Tuttavia, il punto 25 del Commentario Ocse, all’articolo 4, relativamente alle osservazioni sull’articolo, segnala che l’Italia mantiene l’opinione che il luogo, in cui la principale sostanziale attività della società è svolta, deve comunque essere presa in considerazione nel determinare il place of effective management.

Ragionevolmente l’osservazione portava a ritenere che l’Italia volesse comunque considerare l’ubicazione dell’oggetto dell’attività, quale criterio imprescindibile per valutare la residenza fiscale.

Al riguardo, dobbiamo tuttavia segnalare come questa osservazione sia stata espunta nel Commentario 2017. L’oggetto dell’attività, inoltre, sparisce anche dal nuovo comma 3, dell’articolo 73, Tuir, così come proposto nella bozza di Decreto legislativo che sta circolando in questi giorni.

La nuova norma, infatti, stabilisce che: “Ai fini delle imposte sui redditi si considerano residenti le società e gli enti che per la maggior parte del periodo di imposta hanno nel territorio dello Stato la sede legale o la sede di direzione effettiva o la gestione ordinaria in via principale.”.

Al criterio della sede legale o della sede di direzione effettiva si affianca, ora, quello della gestione ordinaria in via principale, che non collima perfettamente con il vecchio criterio dell’ubicazione dell’oggetto dell’attività.
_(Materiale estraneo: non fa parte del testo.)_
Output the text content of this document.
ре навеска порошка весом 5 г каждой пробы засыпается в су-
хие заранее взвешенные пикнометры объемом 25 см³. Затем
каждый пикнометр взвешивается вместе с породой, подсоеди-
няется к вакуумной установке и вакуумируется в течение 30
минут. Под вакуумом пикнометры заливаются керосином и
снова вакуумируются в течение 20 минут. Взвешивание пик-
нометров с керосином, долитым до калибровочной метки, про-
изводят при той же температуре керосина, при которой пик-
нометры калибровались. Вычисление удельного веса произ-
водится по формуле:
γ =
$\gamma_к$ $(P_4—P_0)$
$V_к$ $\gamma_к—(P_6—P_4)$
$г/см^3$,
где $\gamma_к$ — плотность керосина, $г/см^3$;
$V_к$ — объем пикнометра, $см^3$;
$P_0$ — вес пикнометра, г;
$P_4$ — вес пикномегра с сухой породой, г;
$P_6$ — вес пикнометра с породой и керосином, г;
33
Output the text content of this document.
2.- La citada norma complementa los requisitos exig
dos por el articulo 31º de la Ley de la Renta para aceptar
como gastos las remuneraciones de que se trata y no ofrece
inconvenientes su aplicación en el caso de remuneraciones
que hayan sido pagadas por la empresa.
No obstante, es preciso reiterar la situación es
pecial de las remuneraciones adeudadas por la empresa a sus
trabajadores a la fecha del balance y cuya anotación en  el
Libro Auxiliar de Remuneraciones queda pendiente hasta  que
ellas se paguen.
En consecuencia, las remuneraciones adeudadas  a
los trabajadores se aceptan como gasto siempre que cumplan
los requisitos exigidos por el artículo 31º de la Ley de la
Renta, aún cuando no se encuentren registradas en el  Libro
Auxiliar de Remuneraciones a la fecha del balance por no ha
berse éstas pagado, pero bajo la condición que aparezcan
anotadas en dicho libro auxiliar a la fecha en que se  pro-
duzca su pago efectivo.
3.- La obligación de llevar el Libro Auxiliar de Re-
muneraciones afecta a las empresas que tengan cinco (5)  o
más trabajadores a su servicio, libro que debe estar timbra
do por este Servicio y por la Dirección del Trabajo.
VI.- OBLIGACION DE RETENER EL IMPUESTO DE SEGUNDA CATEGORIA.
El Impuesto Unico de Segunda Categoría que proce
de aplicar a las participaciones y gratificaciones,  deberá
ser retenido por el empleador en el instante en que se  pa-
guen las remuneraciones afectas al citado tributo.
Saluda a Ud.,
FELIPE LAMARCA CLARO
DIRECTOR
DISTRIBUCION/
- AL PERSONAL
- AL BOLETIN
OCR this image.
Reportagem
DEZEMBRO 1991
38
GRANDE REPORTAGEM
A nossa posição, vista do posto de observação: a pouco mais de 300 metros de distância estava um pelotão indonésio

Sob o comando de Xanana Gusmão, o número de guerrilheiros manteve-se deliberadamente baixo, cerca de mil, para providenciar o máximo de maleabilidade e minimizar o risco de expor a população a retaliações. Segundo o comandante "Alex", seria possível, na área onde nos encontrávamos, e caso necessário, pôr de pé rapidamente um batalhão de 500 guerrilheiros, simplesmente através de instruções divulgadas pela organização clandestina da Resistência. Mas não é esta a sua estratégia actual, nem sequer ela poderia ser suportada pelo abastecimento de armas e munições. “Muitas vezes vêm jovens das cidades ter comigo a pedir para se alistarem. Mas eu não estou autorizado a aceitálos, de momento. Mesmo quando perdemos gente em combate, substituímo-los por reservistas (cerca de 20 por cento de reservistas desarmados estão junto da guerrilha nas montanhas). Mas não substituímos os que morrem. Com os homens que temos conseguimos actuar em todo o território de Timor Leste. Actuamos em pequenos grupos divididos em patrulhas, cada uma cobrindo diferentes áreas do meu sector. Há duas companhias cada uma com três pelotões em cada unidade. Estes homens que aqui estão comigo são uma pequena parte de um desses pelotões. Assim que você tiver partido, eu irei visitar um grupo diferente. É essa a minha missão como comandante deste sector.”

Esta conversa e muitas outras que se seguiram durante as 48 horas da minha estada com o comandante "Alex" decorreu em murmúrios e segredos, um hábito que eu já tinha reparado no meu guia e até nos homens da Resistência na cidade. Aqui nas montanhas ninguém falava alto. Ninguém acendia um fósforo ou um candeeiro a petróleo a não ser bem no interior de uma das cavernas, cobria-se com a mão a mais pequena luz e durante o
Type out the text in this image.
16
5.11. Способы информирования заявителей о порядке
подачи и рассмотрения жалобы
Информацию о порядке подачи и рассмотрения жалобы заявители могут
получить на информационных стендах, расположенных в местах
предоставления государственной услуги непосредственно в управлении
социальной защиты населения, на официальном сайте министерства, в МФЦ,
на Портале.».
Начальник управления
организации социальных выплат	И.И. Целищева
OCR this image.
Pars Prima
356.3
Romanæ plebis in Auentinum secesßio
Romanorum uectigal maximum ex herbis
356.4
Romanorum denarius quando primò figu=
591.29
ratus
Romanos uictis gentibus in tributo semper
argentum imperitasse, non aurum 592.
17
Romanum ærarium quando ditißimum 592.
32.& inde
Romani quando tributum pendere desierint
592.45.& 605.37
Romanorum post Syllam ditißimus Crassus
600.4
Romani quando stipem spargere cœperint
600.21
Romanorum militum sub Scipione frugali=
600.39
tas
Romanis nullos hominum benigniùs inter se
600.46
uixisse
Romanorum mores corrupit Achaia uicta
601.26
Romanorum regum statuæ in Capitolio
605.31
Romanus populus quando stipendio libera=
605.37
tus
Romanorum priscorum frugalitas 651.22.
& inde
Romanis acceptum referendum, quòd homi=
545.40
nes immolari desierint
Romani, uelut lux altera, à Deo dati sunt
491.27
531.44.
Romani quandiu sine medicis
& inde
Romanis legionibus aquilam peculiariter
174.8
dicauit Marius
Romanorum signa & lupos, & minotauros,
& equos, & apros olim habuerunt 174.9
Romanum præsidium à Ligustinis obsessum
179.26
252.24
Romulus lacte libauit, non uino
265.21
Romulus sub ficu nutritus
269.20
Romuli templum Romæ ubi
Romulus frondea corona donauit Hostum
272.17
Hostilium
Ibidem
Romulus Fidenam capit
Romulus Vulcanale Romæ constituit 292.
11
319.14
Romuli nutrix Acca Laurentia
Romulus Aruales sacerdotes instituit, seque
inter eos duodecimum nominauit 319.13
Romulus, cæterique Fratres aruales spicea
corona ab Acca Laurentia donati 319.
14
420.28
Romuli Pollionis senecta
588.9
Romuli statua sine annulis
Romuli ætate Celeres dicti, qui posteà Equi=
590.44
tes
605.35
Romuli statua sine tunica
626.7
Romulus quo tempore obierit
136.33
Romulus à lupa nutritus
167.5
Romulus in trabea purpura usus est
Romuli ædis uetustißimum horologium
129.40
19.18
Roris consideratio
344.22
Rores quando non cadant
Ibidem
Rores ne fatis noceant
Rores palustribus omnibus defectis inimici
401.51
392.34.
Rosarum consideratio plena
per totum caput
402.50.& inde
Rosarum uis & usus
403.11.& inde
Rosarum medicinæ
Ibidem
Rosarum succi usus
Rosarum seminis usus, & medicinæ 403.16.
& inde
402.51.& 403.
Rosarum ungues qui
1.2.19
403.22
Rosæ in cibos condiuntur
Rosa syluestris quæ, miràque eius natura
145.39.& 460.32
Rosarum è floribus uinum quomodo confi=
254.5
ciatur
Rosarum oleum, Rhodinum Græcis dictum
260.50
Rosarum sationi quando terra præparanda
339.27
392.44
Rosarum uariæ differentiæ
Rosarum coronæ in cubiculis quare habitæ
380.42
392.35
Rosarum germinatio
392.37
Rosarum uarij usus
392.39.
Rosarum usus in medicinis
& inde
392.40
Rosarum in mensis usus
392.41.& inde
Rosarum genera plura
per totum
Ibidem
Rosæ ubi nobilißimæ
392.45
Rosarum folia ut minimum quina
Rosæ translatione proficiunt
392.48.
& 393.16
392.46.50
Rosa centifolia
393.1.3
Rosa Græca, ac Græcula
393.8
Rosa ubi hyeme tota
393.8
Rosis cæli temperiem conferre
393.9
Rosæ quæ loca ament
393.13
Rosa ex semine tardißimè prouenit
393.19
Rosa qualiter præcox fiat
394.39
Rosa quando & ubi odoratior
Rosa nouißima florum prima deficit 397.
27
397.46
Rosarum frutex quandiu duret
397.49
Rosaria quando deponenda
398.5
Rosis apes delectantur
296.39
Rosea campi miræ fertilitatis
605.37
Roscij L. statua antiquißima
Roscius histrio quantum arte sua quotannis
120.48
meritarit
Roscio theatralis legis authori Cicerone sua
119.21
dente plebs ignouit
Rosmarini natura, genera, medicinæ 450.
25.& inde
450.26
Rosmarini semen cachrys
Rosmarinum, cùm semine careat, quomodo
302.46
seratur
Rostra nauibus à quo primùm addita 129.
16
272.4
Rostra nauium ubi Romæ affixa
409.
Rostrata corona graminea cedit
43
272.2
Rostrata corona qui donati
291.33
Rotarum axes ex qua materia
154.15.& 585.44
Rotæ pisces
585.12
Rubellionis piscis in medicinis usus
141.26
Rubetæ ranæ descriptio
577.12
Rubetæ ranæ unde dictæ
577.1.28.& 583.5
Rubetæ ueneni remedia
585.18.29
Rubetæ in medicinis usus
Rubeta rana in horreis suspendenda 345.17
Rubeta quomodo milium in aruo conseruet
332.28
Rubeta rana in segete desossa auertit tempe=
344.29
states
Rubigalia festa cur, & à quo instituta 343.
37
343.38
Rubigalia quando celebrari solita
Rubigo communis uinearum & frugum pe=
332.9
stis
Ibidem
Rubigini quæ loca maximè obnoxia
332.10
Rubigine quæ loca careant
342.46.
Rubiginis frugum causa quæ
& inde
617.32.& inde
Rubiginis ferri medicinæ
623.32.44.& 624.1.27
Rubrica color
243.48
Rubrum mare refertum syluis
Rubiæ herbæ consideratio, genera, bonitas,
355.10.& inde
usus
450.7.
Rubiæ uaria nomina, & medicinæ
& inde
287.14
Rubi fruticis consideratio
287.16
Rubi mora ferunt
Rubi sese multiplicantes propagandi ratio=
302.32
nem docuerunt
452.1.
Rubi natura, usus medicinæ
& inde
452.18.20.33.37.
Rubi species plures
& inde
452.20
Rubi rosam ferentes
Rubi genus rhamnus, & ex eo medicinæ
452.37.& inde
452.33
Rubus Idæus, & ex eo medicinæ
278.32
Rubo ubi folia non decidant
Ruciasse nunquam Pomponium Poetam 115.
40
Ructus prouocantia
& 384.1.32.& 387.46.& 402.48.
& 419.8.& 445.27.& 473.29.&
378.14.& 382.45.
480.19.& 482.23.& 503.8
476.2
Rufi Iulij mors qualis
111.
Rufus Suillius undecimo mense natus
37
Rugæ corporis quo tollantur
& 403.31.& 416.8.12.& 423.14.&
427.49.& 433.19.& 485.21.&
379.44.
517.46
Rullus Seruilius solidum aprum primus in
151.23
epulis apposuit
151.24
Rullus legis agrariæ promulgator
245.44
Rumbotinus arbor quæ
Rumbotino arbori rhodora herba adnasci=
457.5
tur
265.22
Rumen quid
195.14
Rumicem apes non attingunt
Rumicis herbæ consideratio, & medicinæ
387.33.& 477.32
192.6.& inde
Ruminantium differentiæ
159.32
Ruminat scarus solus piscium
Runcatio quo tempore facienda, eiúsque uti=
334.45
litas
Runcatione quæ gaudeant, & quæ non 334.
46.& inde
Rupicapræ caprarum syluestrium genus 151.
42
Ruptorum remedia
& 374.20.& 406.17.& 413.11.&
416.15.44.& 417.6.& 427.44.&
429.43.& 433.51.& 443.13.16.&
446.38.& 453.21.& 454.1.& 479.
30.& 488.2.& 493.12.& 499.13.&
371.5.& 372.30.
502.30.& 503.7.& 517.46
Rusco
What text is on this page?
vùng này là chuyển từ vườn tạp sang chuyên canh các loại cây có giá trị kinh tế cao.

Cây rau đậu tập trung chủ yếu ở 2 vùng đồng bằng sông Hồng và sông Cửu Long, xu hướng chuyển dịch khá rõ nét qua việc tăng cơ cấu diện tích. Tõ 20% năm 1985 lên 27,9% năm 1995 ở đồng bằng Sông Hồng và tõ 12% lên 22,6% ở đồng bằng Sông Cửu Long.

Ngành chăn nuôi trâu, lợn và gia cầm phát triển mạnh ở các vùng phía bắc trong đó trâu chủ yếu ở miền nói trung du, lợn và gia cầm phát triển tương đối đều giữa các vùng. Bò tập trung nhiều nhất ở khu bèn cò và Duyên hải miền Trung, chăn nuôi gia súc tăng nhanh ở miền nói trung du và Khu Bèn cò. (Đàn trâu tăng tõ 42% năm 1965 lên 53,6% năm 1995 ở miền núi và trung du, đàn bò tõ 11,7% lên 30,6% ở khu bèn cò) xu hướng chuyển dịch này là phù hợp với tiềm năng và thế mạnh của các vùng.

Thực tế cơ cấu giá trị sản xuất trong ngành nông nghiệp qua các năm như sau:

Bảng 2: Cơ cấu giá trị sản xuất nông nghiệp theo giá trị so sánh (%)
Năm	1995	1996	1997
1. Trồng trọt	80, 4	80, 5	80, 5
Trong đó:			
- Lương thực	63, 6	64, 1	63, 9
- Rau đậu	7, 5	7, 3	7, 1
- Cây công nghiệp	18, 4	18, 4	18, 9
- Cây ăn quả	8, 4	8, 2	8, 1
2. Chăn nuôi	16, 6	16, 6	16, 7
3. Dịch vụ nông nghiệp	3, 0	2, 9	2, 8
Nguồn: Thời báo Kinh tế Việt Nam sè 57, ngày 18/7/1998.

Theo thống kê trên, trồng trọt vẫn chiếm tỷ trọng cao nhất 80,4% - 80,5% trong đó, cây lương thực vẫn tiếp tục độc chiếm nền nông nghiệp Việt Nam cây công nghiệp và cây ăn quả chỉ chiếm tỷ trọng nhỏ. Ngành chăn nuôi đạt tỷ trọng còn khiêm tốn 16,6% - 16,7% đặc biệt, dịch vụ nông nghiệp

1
La norma, inoltre, prevede espressamente che per sede di direzione effettiva si intende la continua e coordinata assunzione delle decisioni strategiche riguardanti la società o l’ente nel suo complesso” mentre per gestione ordinaria si intende “il continuo e coordinato compimento degli atti della gestione corrente riguardanti la società o l’ente nel suo complesso”.

Ebbene, potrà a questo punto accadere che una società estera con solo immobili in Italia possa essere considerata società non residente sul presupposto di avere ovviamente:

  • la sede legale all’estero;
  • la sede dell’amministrazione all’estero sia come luogo di assunzione delle decisioni strategiche, sia come luogo di gestione ordinaria.

È il caso, infine, di ricordare come nel caso di trust la sede legale sia priva di pregio per cui rimarrà la decisione strategica e corrente che, alla fine, saranno localizzate ragionevolmente nel paese di residenza del trustee.